Wollaston pointed out that after the prime minister lost the meaningful vote on her Brexit deal by an unprecedented margin of 230 votes last month, she promised to seek a cross-party solution – but the first group she consulted was the ERG.
In their joint resignation letter, the three MPs said": “We no longer feel we can remain in the party of a government whose policies and priorities are so firmly in the grip of the ERG and DUP. Brexit has redefined the Conservative party.”
But Allen, who represents South Cambridgeshire, said of the new grouping that she felt “so excited, in a way I haven’t felt since I was first elected ... I, we are prepared to dare to dream that this could be possible”.
The latest defections are unlikely to change the parliamentary arithmetic in next week’s crucial votes, because the eleven MPs were already confirmed Brexit rebels.
But they underlined the sense that both May and Corbyn have struggled to contain the deep divisions in their parties, on Brexit and beyond.

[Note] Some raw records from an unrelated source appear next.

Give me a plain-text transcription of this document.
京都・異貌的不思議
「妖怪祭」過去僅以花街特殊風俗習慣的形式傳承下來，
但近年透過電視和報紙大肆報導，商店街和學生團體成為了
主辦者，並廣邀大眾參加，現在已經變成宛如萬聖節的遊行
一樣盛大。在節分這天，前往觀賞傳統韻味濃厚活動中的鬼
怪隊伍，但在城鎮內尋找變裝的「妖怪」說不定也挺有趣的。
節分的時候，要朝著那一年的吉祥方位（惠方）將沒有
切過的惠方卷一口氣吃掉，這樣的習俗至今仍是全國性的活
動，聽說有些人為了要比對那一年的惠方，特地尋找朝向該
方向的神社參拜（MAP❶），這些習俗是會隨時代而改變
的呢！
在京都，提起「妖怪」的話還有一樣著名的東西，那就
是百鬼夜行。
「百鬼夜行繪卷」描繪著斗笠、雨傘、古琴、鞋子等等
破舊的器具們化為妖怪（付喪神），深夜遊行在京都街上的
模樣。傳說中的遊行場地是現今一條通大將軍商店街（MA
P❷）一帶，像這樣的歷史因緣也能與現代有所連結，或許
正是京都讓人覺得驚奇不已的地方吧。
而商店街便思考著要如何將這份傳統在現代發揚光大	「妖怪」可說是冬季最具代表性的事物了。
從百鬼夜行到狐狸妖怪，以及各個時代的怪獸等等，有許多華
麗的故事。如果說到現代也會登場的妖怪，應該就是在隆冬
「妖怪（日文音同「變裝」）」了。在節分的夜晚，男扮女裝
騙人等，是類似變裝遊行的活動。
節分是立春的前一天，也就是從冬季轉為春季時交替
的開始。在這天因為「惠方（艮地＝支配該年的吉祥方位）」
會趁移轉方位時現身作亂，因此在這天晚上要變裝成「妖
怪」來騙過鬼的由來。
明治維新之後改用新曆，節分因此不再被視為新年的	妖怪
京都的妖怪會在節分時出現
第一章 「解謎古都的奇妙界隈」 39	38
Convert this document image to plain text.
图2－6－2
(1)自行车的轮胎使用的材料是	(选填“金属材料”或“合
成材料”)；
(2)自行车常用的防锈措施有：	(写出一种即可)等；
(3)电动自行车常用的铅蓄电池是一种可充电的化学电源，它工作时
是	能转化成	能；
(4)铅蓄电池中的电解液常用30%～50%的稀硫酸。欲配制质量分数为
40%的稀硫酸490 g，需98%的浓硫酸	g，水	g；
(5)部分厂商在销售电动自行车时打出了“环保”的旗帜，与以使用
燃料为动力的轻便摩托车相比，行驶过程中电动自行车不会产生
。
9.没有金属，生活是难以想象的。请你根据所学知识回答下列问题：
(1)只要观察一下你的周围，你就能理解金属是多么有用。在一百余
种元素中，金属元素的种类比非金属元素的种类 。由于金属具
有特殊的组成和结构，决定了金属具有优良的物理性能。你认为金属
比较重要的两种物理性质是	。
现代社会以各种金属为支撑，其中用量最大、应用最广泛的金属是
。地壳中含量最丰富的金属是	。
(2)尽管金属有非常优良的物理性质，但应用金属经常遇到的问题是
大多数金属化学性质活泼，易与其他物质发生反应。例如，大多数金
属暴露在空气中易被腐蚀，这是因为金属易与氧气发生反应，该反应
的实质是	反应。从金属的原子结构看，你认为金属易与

A string of ministers are privately warning that they are prepared to vote against the government and back Yvette Cooper’s bid to force an extension to Article 50, rather than allow May to continue using the threat of a no-deal Brexit as a bargaining chip.
Before flying to Brussels for talks with Jean-Claude Juncker on Wednesday, May said she was “saddened” by the decisions of Soubry, Allen and Wollaston to resign, saying they were “people who have given dedicated service to our party over many years, and I thank them for it”.
Despite the divisions over Brexit, she said: “I am determined that under my leadership the Conservative party will always offer the decent, moderate and patriotic politics that the people of this country deserve.”
Work and pensions secretary Amber Rudd tweeted that she was keen to continue to work with the departing Tory MPs on “a number of important issues”, including Brexit, in the future.
Soubry suggested she and her colleagues would support the prime minister in any future no-confidence vote in the government, because now was not the time for a general election. May survived a no confidence vote with a majority of 19 last month.
Despite the extraordinary drama, neither party leader mentioned the resignations at prime minister’s questions, as the 11-strong independent group sat perched high up on the opposition benches.